General Election education policies: What every major party has said ahead of manifesto release

By Daniel Brookes, Harry Jones and Mark Stillman
November 16, 2019, 12.25

Education policies are set to be high on the list of issues discussed in each party’s campaign ahead of the General Election.

Manifestos are due to be released on Monday, just three and a half weeks before voters go to the polls on December 12.

With the school system widely acknowledged to be in need of more funding, we take a look at what is likely to be on each party’s agenda with that topic in mind.

Brexit Party on education

Approaching their first General Election, the Brexit Party does not yet have a spokesperson for education in place, but party leader Nigel Farage has outlined their plans.

He believes that the country’s children are not supporting Brexit because it is being taught as an “evil” idea at school.

One of the party’s main targets is to scrap all interest paid on student loans across the UK.

They also want to abolish the apprenticeship levy – a tax on UK employers to help fund apprenticeship training – and introduce a new scheme in its place.

In Wales, the Brexit Party also want to oppose the Welsh government’s proposed smacking ban between parents and children.

Conservatives on education

The Conservative Party have pledged to pour funds into education, promising to put £7.1bn into English schools until 2022/23 as well as another £400m into creating more schools and sixth forms.

This means that secondary schools will receive £4,000 per pupil next year and primary schools will receive £4,000 per pupil from 2021.

Gavin Williamson has only been education secretary since July

They have also promised to increase starting salaries and overall salaries for teachers and put in £100m towards the testing of a National Retraining Scheme for adults.

Their policies differ in Scotland and Wales where the issues are devolved, but in England they want to increase the Ofsted inspection of “outstanding schools”.

In 2017, the Conservatives promised to build 100 free schools a year and support teachers by giving forgiveness to student loan debts and continuing the bursaries for graduates.

Green Party on education

The Green Party have a left-wing stance on this issue that promises to focus on free education.

They’ve pledged to scrap university tuition fees as well as writing off all student debt.

They want to restore local authority control to education, banning Ofsted and making diversity and equality education mandatory.

Sex and relationship education is also promised to become mandatory and local adult education programmes will be restored.

In their 2017 manifesto, they pledged to increase funding to schools so real-term spending per pupil is protected.

They’re also in favour of academies, scrapping SATs all together and ensuring that every child with Special Educational Needs or Disability has access to a mainstream education, in accordance with the UN Convention for Persons with Disabilities.

Labour on education

Labour plan to create a National Education Service in England, providing all children and adults free education for life, which would see university tuition fees abolished and maintenance grants reintroduced.

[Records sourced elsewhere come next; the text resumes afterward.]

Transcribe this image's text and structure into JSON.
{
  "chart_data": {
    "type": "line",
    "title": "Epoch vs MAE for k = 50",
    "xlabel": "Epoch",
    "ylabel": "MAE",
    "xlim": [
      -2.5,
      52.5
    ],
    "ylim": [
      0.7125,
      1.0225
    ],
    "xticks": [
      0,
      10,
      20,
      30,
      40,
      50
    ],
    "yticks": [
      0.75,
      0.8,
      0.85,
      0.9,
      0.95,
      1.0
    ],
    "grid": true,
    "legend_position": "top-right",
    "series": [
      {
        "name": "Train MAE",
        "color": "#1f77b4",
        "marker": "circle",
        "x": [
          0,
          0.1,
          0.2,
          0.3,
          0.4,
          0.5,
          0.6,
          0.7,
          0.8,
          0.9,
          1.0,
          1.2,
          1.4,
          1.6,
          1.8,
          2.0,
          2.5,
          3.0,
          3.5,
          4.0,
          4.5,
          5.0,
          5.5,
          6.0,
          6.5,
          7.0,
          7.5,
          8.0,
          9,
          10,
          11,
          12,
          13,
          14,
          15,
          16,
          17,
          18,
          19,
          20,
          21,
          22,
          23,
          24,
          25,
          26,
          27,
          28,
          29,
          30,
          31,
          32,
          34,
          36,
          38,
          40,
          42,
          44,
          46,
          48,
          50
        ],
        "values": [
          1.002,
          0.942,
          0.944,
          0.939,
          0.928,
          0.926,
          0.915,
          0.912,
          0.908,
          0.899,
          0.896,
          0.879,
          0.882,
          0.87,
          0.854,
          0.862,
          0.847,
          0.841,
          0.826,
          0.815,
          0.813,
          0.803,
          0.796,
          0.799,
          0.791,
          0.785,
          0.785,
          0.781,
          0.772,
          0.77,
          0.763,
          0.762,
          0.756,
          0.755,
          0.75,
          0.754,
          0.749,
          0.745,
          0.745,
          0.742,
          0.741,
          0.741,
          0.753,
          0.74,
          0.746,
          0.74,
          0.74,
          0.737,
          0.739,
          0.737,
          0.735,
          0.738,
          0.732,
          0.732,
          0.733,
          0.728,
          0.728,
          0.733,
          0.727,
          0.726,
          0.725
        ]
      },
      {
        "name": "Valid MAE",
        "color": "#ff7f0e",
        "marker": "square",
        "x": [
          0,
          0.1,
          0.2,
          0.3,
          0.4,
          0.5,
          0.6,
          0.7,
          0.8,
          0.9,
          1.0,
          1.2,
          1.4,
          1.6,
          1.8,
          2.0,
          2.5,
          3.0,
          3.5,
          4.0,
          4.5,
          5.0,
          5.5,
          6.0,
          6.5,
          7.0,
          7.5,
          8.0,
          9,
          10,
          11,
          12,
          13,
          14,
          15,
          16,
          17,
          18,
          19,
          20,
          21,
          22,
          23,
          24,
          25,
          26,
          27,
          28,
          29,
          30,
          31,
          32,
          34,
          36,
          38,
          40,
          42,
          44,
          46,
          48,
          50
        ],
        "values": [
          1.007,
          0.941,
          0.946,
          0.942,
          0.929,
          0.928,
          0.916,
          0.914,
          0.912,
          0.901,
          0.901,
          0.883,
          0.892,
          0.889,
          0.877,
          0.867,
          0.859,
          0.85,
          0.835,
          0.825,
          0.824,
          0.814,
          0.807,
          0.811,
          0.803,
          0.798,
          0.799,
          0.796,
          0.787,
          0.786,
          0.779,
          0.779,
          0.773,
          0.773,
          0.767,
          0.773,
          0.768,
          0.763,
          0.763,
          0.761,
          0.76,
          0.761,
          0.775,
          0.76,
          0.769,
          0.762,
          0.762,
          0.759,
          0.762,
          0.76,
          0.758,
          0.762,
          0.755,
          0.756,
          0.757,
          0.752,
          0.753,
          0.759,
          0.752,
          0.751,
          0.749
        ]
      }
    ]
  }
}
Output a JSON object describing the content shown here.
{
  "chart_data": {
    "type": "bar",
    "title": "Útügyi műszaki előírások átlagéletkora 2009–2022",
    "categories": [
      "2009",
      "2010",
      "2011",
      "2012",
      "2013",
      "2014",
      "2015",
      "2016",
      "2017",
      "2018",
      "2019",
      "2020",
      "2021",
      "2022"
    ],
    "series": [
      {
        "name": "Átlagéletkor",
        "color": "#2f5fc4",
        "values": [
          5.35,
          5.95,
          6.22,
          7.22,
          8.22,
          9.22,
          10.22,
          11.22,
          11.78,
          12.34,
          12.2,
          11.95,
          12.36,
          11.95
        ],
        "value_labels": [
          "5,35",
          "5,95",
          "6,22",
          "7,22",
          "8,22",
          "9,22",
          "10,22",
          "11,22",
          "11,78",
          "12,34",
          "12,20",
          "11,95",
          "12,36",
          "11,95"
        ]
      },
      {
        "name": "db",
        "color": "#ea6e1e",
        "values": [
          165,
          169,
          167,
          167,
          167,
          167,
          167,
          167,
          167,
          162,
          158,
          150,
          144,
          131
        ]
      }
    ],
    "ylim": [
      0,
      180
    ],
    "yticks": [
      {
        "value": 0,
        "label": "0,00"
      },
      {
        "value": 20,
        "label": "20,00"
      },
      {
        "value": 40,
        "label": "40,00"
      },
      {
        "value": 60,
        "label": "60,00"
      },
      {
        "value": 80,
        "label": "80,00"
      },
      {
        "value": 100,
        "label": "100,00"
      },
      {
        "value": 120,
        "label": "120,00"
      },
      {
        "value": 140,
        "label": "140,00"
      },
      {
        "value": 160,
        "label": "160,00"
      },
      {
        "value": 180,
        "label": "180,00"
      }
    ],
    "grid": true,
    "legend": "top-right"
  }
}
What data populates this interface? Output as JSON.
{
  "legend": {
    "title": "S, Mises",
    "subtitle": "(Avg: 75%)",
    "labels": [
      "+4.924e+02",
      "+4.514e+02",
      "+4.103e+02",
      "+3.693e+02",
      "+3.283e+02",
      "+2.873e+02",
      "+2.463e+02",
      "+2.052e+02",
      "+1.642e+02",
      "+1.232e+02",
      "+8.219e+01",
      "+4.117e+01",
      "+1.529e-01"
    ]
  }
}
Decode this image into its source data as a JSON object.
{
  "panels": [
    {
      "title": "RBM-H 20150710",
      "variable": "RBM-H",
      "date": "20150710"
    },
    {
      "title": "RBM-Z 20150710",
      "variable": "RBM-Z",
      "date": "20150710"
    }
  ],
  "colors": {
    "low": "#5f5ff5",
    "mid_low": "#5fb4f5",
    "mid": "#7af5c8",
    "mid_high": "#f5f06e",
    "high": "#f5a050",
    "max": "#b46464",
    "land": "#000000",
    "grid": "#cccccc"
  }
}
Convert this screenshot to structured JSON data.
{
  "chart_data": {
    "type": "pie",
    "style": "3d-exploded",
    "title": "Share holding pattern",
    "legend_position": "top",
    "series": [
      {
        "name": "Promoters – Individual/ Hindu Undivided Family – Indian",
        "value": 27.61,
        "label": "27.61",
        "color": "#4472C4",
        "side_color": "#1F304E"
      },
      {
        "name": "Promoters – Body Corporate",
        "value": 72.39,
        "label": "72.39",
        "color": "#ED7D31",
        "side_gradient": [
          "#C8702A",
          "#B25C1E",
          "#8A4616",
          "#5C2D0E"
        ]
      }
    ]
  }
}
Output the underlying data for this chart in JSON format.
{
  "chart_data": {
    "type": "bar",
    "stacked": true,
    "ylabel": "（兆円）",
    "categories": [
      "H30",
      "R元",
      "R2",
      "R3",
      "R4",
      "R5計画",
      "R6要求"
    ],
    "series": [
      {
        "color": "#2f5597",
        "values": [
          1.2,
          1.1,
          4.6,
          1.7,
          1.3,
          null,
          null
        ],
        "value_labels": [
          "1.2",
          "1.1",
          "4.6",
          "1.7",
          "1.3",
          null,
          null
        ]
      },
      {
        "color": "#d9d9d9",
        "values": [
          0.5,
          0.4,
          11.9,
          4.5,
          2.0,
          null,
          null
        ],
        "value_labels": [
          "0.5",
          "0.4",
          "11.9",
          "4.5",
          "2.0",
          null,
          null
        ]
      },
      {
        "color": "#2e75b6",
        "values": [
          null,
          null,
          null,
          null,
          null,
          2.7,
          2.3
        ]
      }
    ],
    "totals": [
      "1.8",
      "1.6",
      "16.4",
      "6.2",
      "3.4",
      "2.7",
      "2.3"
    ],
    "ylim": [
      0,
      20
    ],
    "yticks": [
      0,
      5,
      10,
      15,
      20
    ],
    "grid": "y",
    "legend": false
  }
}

They have proposed free school meals to all primary school children and having class sizes reduced to 30 for all five, six and seven-year-olds.

Instead of league tables, schools will remain colour-coded to indicate whether they need any support.

Students from Wales to continue to get grants to cover living costs, with loans to cover tuition fees.

In devolved Scotland, Labour plan to divert more funding for children with additional support and they’ve requested more funding for schools to ensure the Pupil Equity Fund – paid to headteachers to help disadvantaged children – is “truly additional”.

They propose to reform the student support system by implementing a minimum student income of about £9,500 a year.

Liberal Democrats on education

The Lib Dems plan to contribute an additional £10 billion annually to education, including the recruitment of 20,000 more teachers.

They also want to include free school meals for all primary school children and children whose families receive universal credit.

A Liberal Democrat government would also provide every adult in the UK with £10,000 to spend on education and training throughout their lives.

This “Skills Wallet” would entitle every person to installments of £4,000 at age 25, and £3,000 at 40 and 55, giving people the opportunity to retrain and upskill.

Another one of their targets is to increase free childcare to 35 hours per week beginning at the age of nine months.

All three-year-olds currently get 15 hours and most working families up to 30 hours. Lower-income parents sometimes get extra help earlier.

The Liberal Democrats plan to fund both initiatives by reversing government cuts to corporate taxes and raising them to 20%.

What does this mean for south west London?

South west London has a diverse spread of public and private schools, and the state sector would of course benefit from any increase in funding.

However, doubts persist regarding whether the Tories’ funding increases would be enough to reverse an education system that has been financially bleeding.

A Labour government could, of course, be cataclysmic for south west London’s long-established fee-paying schools.

If Jeremy Corbyn were to make schools universally free, it is difficult to imagine them functioning in their previous manner.